Integrating uncertainty propagation in GNSS radio occultation retrieval: From bending angle to dry‐air atmospheric profiles

Abstract

Global Navigation Satellite Systems (GNSS) Radio Occultation (RO) observations, globally available as a continuous record since 2001, are highly accurate and long‐term stable data records. Essential climate variables for the thermodynamic state of the free atmosphere, such as temperature and tropospheric water vapor profiles (involving background information), can be derived from these records, which consequentially have the potential to serve as climate benchmark data. In order to exploit this potential, atmospheric profile retrievals need to be very accurate and the remaining uncertainties need to be quantified and traced throughout the retrieval chain.

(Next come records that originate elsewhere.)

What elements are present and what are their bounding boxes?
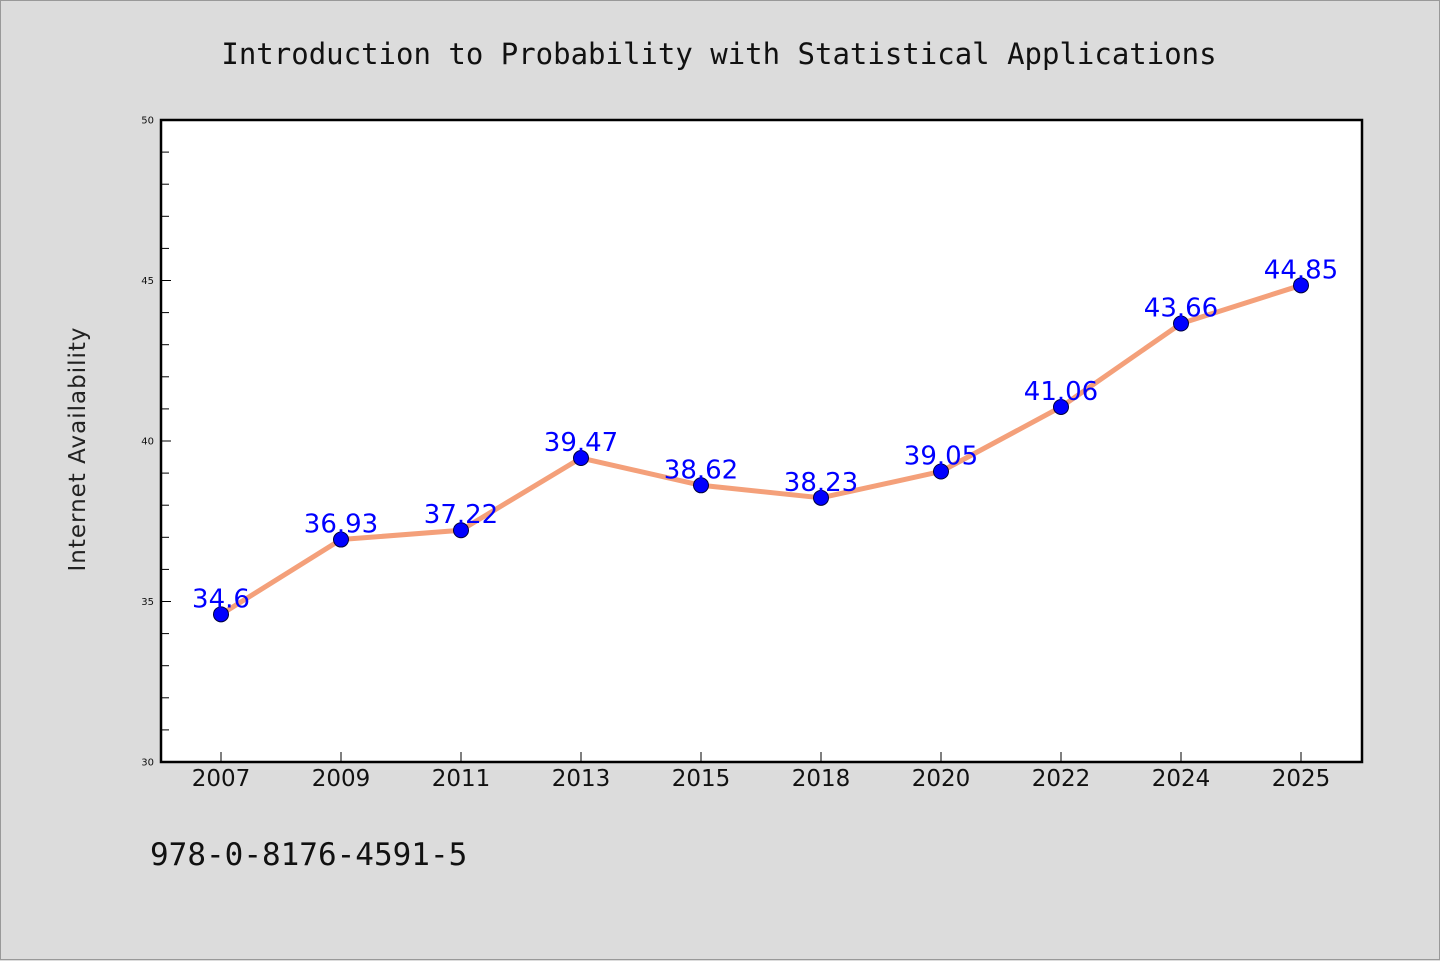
data-point (1293, 277, 1309, 294)
data-point (693, 477, 709, 494)
chart-title: Introduction to Probability with Statist… (221, 37, 1216, 71)
x-tick-label: 2015 (672, 766, 731, 792)
y-tick-label: 40 (141, 437, 154, 448)
data-label: 34.6 (192, 584, 250, 614)
x-tick-label: 2024 (1152, 766, 1211, 792)
data-point (573, 450, 589, 467)
x-tick-label: 2025 (1272, 766, 1331, 792)
data-label: 37.22 (424, 500, 498, 530)
y-tick-label: 50 (141, 116, 154, 127)
data-point (453, 522, 469, 539)
series: 34.6 36.93 37.22 39.47 38.62 38.23 39.05 41.06 4… (192, 255, 1338, 623)
data-label: 36.93 (304, 510, 378, 540)
y-axis-label: Internet Availability (65, 326, 91, 571)
x-tick-label: 2022 (1032, 766, 1091, 792)
x-tick-label: 2007 (192, 766, 251, 792)
data-point (813, 489, 829, 506)
data-point (333, 531, 349, 548)
y-axis: 30 35 40 45 50 (141, 116, 171, 769)
data-label: 39.47 (544, 428, 618, 458)
data-point (1173, 315, 1189, 332)
x-tick-label: 2011 (432, 766, 491, 792)
data-point (213, 606, 229, 623)
series-line (218, 282, 1304, 617)
data-label: 43.66 (1144, 294, 1218, 324)
y-tick-label: 35 (141, 597, 154, 608)
x-tick-label: 2009 (312, 766, 371, 792)
data-label: 38.23 (784, 468, 858, 498)
y-tick-label: 45 (141, 276, 154, 287)
isbn-label: 978-0-8176-4591-5 (150, 837, 467, 873)
data-label: 39.05 (904, 441, 978, 471)
x-tick-label: 2018 (792, 766, 851, 792)
data-point (1053, 398, 1069, 415)
y-tick-label: 30 (141, 758, 154, 769)
data-label: 44.85 (1264, 255, 1338, 285)
x-axis: 2007 2009 2011 2013 2015 2018 2020 2022 2024 2025 (192, 752, 1331, 792)
x-tick-label: 2013 (552, 766, 611, 792)
plot-area (159, 118, 1364, 764)
data-point (933, 463, 949, 480)
x-tick-label: 2020 (912, 766, 971, 792)
data-label: 38.62 (664, 455, 738, 485)
data-label: 41.06 (1024, 377, 1098, 407)
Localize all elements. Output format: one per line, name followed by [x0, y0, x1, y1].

The new Reference Occultation Processing System at the Wegener Center aims to deliver such an accurate retrieval chain with integrated uncertainty propagation. Here we introduce and demonstrate the algorithms implemented for uncertainty propagation from RO bending angle profiles to dry‐air variables (pressure and temperature), for estimated random and systematic uncertainties, and for coestimates of observation‐to‐background weighting ratio profiles. We estimated systematic uncertainty profiles with the same operators as used for the basic profiles retrieval. The random uncertainty propagation was integrated by a covariance propagation approach and validated using Monte‐Carlo ensemble methods. We present the results of the validation and demonstrate how the algorithm performs for individual simulated RO events and for ensembles of real RO events. We also compare the new results from the integrated uncertainty propagation to previous ones from empirical error analyses for RO‐retrieved atmospheric profiles. We find that the new uncertainty estimation chain shows robust performance and is in good agreement with previous comparable results.